The competitive advantage for brokers who offer this capability is substantial. The broker who delivers a renewal submission backed by 12 months of cryptographically attested data provides a fundamentally better product than the broker who delivers a 15-page questionnaire with self-reported answers. The underwriter prefers the verified data. The policyholder prefers the reduced labor. The economics favor every participant in the chain.

Addressing the Privacy Concern

The most common objection to continuous verification is privacy: "I don't want my insurance carrier to have real-time visibility into my security environment." This is a reasonable concern that deserves a direct response.

The HATS Terminal reads configuration state, not content or telemetry. It knows that MFA is enabled on 487 accounts. It does not know the identities of those account holders, the content of their emails, the files on their endpoints, or the data in their applications. It knows that EDR is deployed on 2,340 endpoints. It does not know what the EDR detected, what alerts were generated, or what incidents occurred. It knows that backup retention is set to 90 days with immutability enabled. It does not know what was backed up, what was restored, or what data was accessed.

The data shared is exactly the data the policyholder already shares on the application — but more accurate, more current, and more specific. If you are comfortable answering "Do you have MFA?" on a questionnaire, you are sharing the same information. The Terminal simply provides a verified answer instead of a self-reported one.

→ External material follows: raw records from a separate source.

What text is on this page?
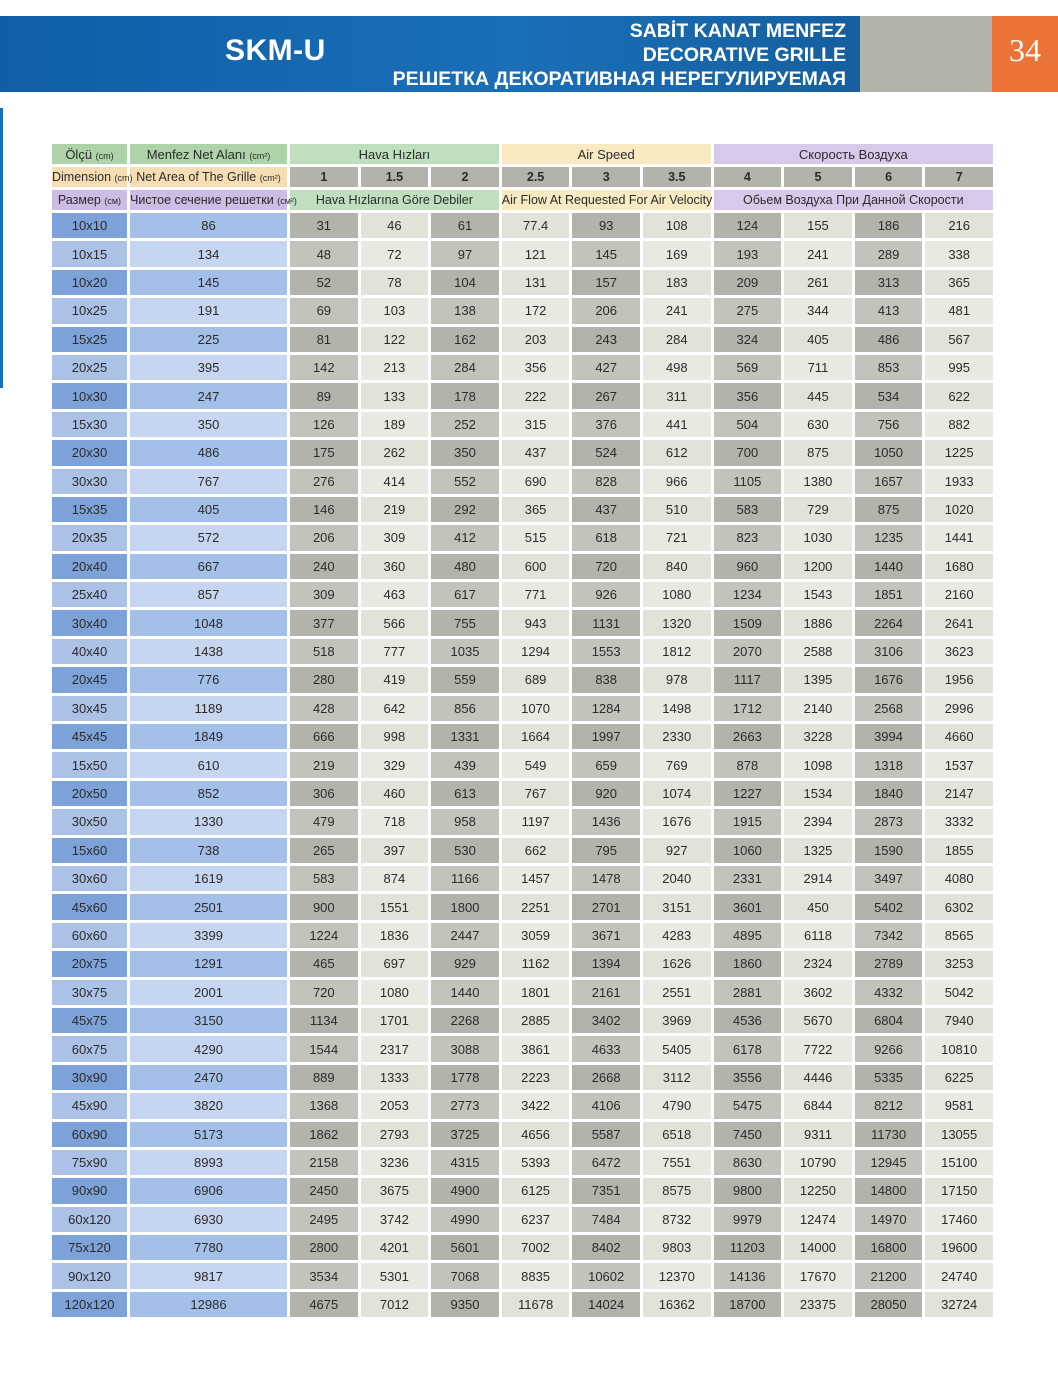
SKM-U
SABİT KANAT MENFEZ
DECORATIVE GRILLE
РЕШЕТКА ДЕКОРАТИВНАЯ НЕРЕГУЛИРУЕМАЯ
34
Ölçü (cm)	Menfez Net Alanı (cm²)	Hava Hızları			Air Speed			Скорость Воздуха			
Dimension (cm)	Net Area of The Grille (cm²)	1	1.5	2	2.5	3	3.5	4	5	6	7
Размер (см)	Чистое сечение решетки (см²)	Hava Hızlarına Göre Debiler			Air Flow At Requested For Air Velocity			Обьем Воздуха При Данной Скорости			
10x10	86	31	46	61	77.4	93	108	124	155	186	216
10x15	134	48	72	97	121	145	169	193	241	289	338
10x20	145	52	78	104	131	157	183	209	261	313	365
10x25	191	69	103	138	172	206	241	275	344	413	481
15x25	225	81	122	162	203	243	284	324	405	486	567
20x25	395	142	213	284	356	427	498	569	711	853	995
10x30	247	89	133	178	222	267	311	356	445	534	622
15x30	350	126	189	252	315	376	441	504	630	756	882
20x30	486	175	262	350	437	524	612	700	875	1050	1225
30x30	767	276	414	552	690	828	966	1105	1380	1657	1933
15x35	405	146	219	292	365	437	510	583	729	875	1020
20x35	572	206	309	412	515	618	721	823	1030	1235	1441
20x40	667	240	360	480	600	720	840	960	1200	1440	1680
25x40	857	309	463	617	771	926	1080	1234	1543	1851	2160
30x40	1048	377	566	755	943	1131	1320	1509	1886	2264	2641
40x40	1438	518	777	1035	1294	1553	1812	2070	2588	3106	3623
20x45	776	280	419	559	689	838	978	1117	1395	1676	1956
30x45	1189	428	642	856	1070	1284	1498	1712	2140	2568	2996
45x45	1849	666	998	1331	1664	1997	2330	2663	3228	3994	4660
15x50	610	219	329	439	549	659	769	878	1098	1318	1537
20x50	852	306	460	613	767	920	1074	1227	1534	1840	2147
30x50	1330	479	718	958	1197	1436	1676	1915	2394	2873	3332
15x60	738	265	397	530	662	795	927	1060	1325	1590	1855
30x60	1619	583	874	1166	1457	1478	2040	2331	2914	3497	4080
45x60	2501	900	1551	1800	2251	2701	3151	3601	450	5402	6302
60x60	3399	1224	1836	2447	3059	3671	4283	4895	6118	7342	8565
20x75	1291	465	697	929	1162	1394	1626	1860	2324	2789	3253
30x75	2001	720	1080	1440	1801	2161	2551	2881	3602	4332	5042
45x75	3150	1134	1701	2268	2885	3402	3969	4536	5670	6804	7940
60x75	4290	1544	2317	3088	3861	4633	5405	6178	7722	9266	10810
30x90	2470	889	1333	1778	2223	2668	3112	3556	4446	5335	6225
45x90	3820	1368	2053	2773	3422	4106	4790	5475	6844	8212	9581
60x90	5173	1862	2793	3725	4656	5587	6518	7450	9311	11730	13055
75x90	8993	2158	3236	4315	5393	6472	7551	8630	10790	12945	15100
90x90	6906	2450	3675	4900	6125	7351	8575	9800	12250	14800	17150
60x120	6930	2495	3742	4990	6237	7484	8732	9979	12474	14970	17460
75x120	7780	2800	4201	5601	7002	8402	9803	11203	14000	16800	19600
90x120	9817	3534	5301	7068	8835	10602	12370	14136	17670	21200	24740
120x120	12986	4675	7012	9350	11678	14024	16362	18700	23375	28050	32724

Furthermore, the policyholder controls which connectors are enabled and can disable any connector at any time. The data sharing is transparent, auditable, and revocable. The privacy position with continuous verification is arguably stronger than with the traditional model, where the application asks broad questions that the policyholder answers with broad statements that can later be interpreted against them.

The Industry Direction

The shift from point-in-time to continuous verification is not a theoretical possibility. It is an active trend driven by loss experience and technological capability. Munich Re's observation that underwriting has shifted to technical verification reflects what leading carriers are already building. The question is not whether continuous verification will replace questionnaires. The question is when, and who moves first.

The organizations that adopt continuous verification now benefit immediately through reduced questionnaire labor, better pricing (because verified state reduces the uncertainty premium), and stronger claim positions (because the attested state is on record). The organizations that wait will eventually be required to adopt it — the same way MFA was eventually required — but without the early-mover advantage in pricing and positioning.

The Bottom Line

Annual questionnaires verify controls once per year. Controls degrade continuously. The mathematical gap between verification frequency and degradation frequency produces unreliable data, mispriced risk, and disputed claims. Continuous verification through HATS Terminal closes this gap by providing daily cryptographic attestation of control state — 365 times more frequently than the annual model, with zero additional labor for the policyholder. The math is not close.